The connections to deep learning

The interface has been productive in both directions:

Approximate Bayesian methods on neural networks. Bayesian neural networks (BNNs) put posteriors over the network’s weights and propagate uncertainty into predictions. Exact inference is intractable; the practical methods (variational BNN, Monte Carlo dropout, Laplace approximations, deep ensembles as approximate posteriors) are all compromises in different directions. Whether any of these reach the calibration that pure Bayes would offer is an active question.

Diffusion as score matching. The score function \nabla \log p(x), central to diffusion, is a Bayesian quantity. The connection between diffusion models and Bayesian inference goes deep, especially in inverse-problem applications (see Chapter 8 and the AI for science deep dive).

Probabilistic programming. Languages like Stan, PyMC, and NumPyro let you specify a Bayesian model declaratively and let the software handle the inference (typically HMC or NUTS). They are quietly load-bearing in many areas of scientific research, and they are an effective way to absorb the Bayesian workflow if you have not done so already.
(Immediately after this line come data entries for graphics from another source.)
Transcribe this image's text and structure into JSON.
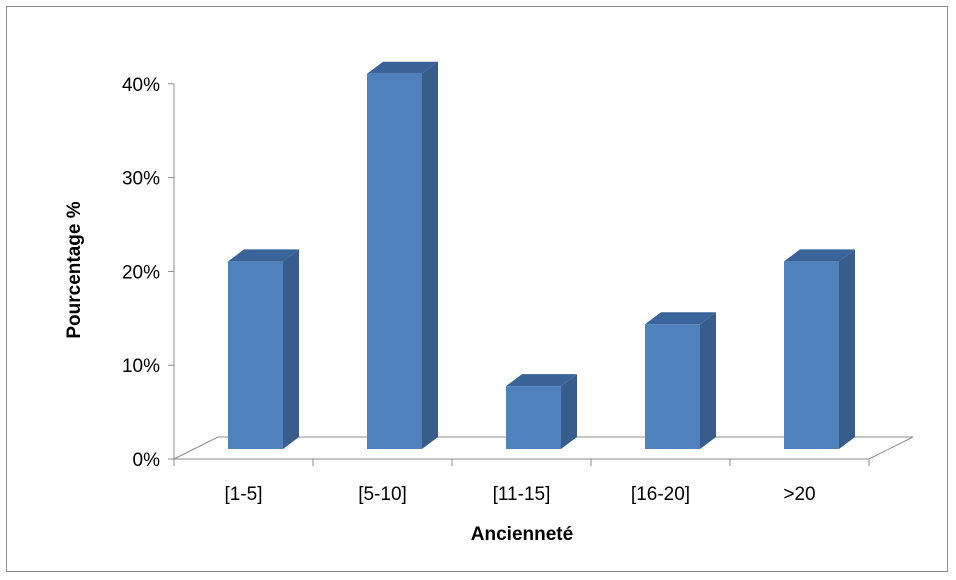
{
  "chart_data": {
    "type": "bar",
    "style": "3d-column",
    "categories": [
      "[1-5]",
      "[5-10]",
      "[11-15]",
      "[16-20]",
      ">20"
    ],
    "values": [
      20,
      40,
      6.7,
      13.3,
      20
    ],
    "xlabel": "Ancienneté",
    "ylabel": "Pourcentage %",
    "ylim": [
      0,
      40
    ],
    "yticks": [
      0,
      10,
      20,
      30,
      40
    ],
    "ytick_labels": [
      "0%",
      "10%",
      "20%",
      "30%",
      "40%"
    ],
    "grid": false,
    "legend": "none",
    "colors": {
      "bar_front": "#4F81BD",
      "bar_side": "#385D8A",
      "bar_top": "#3A6399",
      "axis": "#8C8C8C",
      "frame": "#8C8C8C"
    }
  }
}
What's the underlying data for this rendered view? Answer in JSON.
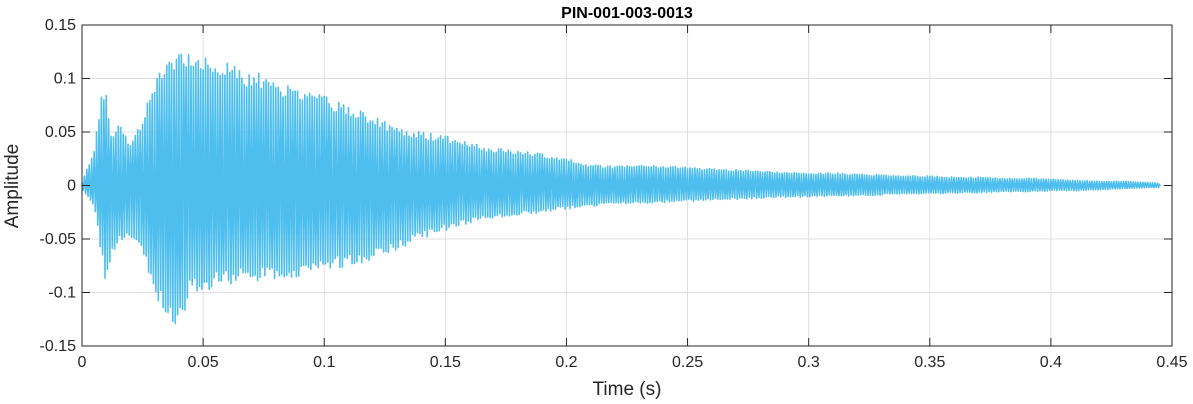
{
  "chart_data": {
    "type": "line",
    "title": "PIN-001-003-0013",
    "xlabel": "Time (s)",
    "ylabel": "Amplitude",
    "xlim": [
      0,
      0.45
    ],
    "ylim": [
      -0.15,
      0.15
    ],
    "xticks": [
      0,
      0.05,
      0.1,
      0.15,
      0.2,
      0.25,
      0.3,
      0.35,
      0.4,
      0.45
    ],
    "xtick_labels": [
      "0",
      "0.05",
      "0.1",
      "0.15",
      "0.2",
      "0.25",
      "0.3",
      "0.35",
      "0.4",
      "0.45"
    ],
    "yticks": [
      -0.15,
      -0.1,
      -0.05,
      0,
      0.05,
      0.1,
      0.15
    ],
    "ytick_labels": [
      "-0.15",
      "-0.1",
      "-0.05",
      "0",
      "0.05",
      "0.1",
      "0.15"
    ],
    "grid": true,
    "line_color": "#4DBEEE",
    "series": [
      {
        "x": [
          0,
          0.005,
          0.008,
          0.01,
          0.012,
          0.015,
          0.02,
          0.025,
          0.03,
          0.035,
          0.04,
          0.045,
          0.05,
          0.055,
          0.06,
          0.065,
          0.07,
          0.075,
          0.08,
          0.085,
          0.09,
          0.095,
          0.1,
          0.11,
          0.12,
          0.13,
          0.14,
          0.15,
          0.16,
          0.17,
          0.18,
          0.19,
          0.2,
          0.21,
          0.22,
          0.23,
          0.24,
          0.25,
          0.26,
          0.27,
          0.28,
          0.29,
          0.3,
          0.31,
          0.32,
          0.33,
          0.34,
          0.35,
          0.36,
          0.37,
          0.38,
          0.39,
          0.4,
          0.41,
          0.42,
          0.43,
          0.44,
          0.445
        ],
        "upper": [
          0.003,
          0.035,
          0.09,
          0.09,
          0.05,
          0.06,
          0.04,
          0.065,
          0.1,
          0.12,
          0.13,
          0.13,
          0.125,
          0.12,
          0.115,
          0.11,
          0.105,
          0.105,
          0.1,
          0.095,
          0.09,
          0.09,
          0.085,
          0.075,
          0.065,
          0.055,
          0.05,
          0.047,
          0.04,
          0.035,
          0.033,
          0.03,
          0.025,
          0.02,
          0.018,
          0.019,
          0.019,
          0.018,
          0.016,
          0.015,
          0.014,
          0.013,
          0.012,
          0.012,
          0.011,
          0.01,
          0.009,
          0.009,
          0.008,
          0.008,
          0.007,
          0.007,
          0.006,
          0.005,
          0.004,
          0.004,
          0.003,
          0.002
        ],
        "lower": [
          -0.003,
          -0.02,
          -0.065,
          -0.095,
          -0.07,
          -0.055,
          -0.05,
          -0.06,
          -0.105,
          -0.12,
          -0.138,
          -0.1,
          -0.1,
          -0.095,
          -0.093,
          -0.09,
          -0.09,
          -0.088,
          -0.087,
          -0.087,
          -0.085,
          -0.082,
          -0.08,
          -0.075,
          -0.07,
          -0.06,
          -0.05,
          -0.042,
          -0.035,
          -0.03,
          -0.028,
          -0.025,
          -0.022,
          -0.02,
          -0.018,
          -0.017,
          -0.016,
          -0.015,
          -0.014,
          -0.013,
          -0.012,
          -0.011,
          -0.011,
          -0.01,
          -0.01,
          -0.009,
          -0.008,
          -0.008,
          -0.007,
          -0.007,
          -0.006,
          -0.006,
          -0.005,
          -0.005,
          -0.004,
          -0.003,
          -0.002,
          -0.002
        ]
      }
    ]
  }
}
Calibration. Even outside fully Bayesian methods, the question of whether a model’s confidences match its accuracy is a Bayesian-flavored one. LLMs are famously poorly calibrated after RLHF (see Chapter 6), and recovering calibration is an active research question.

What this chapter is not

It is not a substitute for a Bayesian-statistics course. The depth of the field, convergence theory of MCMC, prior elicitation, hierarchical modeling, posterior predictive checks, model comparison via Bayes factors or LOO-CV, is far more than a deep-dive chapter can cover.

Where to go next

A graduate-level Bayesian statistics course or textbook (Gelman et al.’s Bayesian Data Analysis is canonical).
Documentation and tutorials for Stan, PyMC, or NumPyro, the probabilistic-programming entry points.
Specialized references on MCMC theory (Robert and Casella, etc.) for the convergence and design side.
The connection between Bayesian methods and modern deep learning is well-covered in recent survey papers, look for “Bayesian deep learning” overviews.

For a physicist, much of this material rhymes with statistical mechanics in productive ways, MCMC is literally a stat-mech import, the variational free energy is the same kind of object on both sides. The cross-fluency is real and worth cultivating.